Noted compliance expert Brian Hamburger provided his take on the top regulatory and compliance issues facing advisors today, including his warnings about advisors selling minority stakes in their businesses that come with overbearing terms. According to Hamburger, these minority owners often include onerous conditions that can prevent the selling owners, without gaining the minority owner’s permission first, from being able to pick service providers, admit partners, retire executives as well as prevent the future sale of the firm. Ultimately, the minority owners end up with much more control of the business than their effective ownership percentages would suggest and cause potential future acquirers to avoid.
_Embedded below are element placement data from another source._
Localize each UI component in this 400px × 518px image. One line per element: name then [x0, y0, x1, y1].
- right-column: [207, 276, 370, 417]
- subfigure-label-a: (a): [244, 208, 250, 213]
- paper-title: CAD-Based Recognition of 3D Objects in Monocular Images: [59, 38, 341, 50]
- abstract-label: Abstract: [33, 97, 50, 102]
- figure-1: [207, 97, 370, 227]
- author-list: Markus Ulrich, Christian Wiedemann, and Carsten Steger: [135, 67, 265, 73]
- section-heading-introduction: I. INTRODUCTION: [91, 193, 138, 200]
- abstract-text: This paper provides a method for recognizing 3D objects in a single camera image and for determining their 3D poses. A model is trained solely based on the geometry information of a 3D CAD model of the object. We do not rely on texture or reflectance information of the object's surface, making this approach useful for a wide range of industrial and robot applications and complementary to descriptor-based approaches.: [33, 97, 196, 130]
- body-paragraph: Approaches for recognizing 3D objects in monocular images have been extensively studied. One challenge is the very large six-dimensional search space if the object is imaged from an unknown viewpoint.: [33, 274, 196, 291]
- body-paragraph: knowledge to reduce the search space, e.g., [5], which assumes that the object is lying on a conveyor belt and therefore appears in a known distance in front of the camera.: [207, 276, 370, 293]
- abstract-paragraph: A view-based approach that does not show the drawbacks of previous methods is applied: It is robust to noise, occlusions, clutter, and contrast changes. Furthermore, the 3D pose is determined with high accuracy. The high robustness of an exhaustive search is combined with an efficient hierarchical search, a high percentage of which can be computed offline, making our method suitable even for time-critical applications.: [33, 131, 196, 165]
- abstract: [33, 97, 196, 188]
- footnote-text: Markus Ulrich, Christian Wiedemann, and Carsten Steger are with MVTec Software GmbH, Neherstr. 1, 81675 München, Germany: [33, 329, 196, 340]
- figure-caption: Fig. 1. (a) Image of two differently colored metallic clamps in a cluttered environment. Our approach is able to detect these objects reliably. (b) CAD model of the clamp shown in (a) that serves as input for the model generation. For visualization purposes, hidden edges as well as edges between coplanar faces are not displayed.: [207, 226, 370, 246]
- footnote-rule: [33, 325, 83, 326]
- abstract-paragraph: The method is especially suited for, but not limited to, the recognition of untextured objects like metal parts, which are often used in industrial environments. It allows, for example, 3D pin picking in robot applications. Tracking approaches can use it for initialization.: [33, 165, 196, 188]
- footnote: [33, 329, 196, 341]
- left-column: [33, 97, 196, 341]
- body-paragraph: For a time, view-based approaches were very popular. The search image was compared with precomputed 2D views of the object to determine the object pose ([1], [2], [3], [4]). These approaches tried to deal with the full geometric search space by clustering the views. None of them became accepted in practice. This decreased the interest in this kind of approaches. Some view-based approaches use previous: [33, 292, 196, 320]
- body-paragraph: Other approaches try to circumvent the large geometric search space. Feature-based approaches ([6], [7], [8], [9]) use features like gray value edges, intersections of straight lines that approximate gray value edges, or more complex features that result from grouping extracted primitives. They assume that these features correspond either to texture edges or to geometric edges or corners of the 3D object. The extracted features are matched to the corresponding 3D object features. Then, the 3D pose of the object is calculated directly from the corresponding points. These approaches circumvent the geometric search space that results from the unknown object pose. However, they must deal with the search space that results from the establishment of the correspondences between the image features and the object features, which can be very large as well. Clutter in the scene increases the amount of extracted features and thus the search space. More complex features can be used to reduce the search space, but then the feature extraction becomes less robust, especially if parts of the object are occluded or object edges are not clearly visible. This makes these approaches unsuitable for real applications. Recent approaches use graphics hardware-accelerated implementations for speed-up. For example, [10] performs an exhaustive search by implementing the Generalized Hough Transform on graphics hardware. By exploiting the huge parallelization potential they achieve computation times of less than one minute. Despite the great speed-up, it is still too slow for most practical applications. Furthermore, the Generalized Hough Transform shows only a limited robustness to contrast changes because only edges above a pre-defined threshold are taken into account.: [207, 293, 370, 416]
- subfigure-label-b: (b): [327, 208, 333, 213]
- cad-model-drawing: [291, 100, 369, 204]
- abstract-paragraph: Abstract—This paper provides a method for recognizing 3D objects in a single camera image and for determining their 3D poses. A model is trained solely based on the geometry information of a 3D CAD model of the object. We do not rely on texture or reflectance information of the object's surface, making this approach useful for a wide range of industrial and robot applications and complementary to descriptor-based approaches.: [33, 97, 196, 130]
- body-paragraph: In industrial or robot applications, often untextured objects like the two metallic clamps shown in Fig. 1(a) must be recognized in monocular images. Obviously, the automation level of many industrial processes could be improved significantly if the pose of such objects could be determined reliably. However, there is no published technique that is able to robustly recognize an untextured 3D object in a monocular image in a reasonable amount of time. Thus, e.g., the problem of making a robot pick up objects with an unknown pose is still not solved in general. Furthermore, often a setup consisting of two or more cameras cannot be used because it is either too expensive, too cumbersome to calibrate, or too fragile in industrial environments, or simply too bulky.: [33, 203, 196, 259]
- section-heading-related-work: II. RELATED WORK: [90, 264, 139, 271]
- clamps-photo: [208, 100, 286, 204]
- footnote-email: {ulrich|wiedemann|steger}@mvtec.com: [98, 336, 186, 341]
Technology guru Joel Bruckenstein also enlightened the crowd with his latest observations about advisor’s technology usage and key trends during the pandemic. “There were two groups of advisors during the pandemic — those who were prepared and those who weren’t,” he said. “Firms that had a flexible technology stack and were ­familiar with remote-working ­arrangements sailed through the transition, while those who didn’t really struggled to survive.”

One of Bruckenstein’s key focus areas is cybersecurity, as so many advisors are not prepared. The semi-good news, however, according to his T3 technology usage survey, is that the percentage of firms engaging with cybersecurity resources has gone up from 6% to 19% in the last two years.

Giving Back

The conference agenda finished with an inspiring keynote, a presentation from award-winning chef, restauranteur and humanitarian Jose Andres, founder of the World Central Kitchen (WCK) — an NGO that uses food to empower communities and strengthen economies. WCK has been an instrumental, on the ground, support organization following natural disasters. Andres Zoomed in for the conference live from New Orleans, where he was leading the efforts to feed the thousands of displaced residents after Hurricane Ida’s destruction in Louisiana.

Andres and the WCK have successfully used economic solutions through food by not just donating to communities, but rather to educating and training them on ways to create sustainable approaches. Andres provided some well-timed advice to attendees, with a counter-intuitive message for financial planners. “Don’t over plan — adapt,” he suggested, as from his experience most things don’t go according to plan.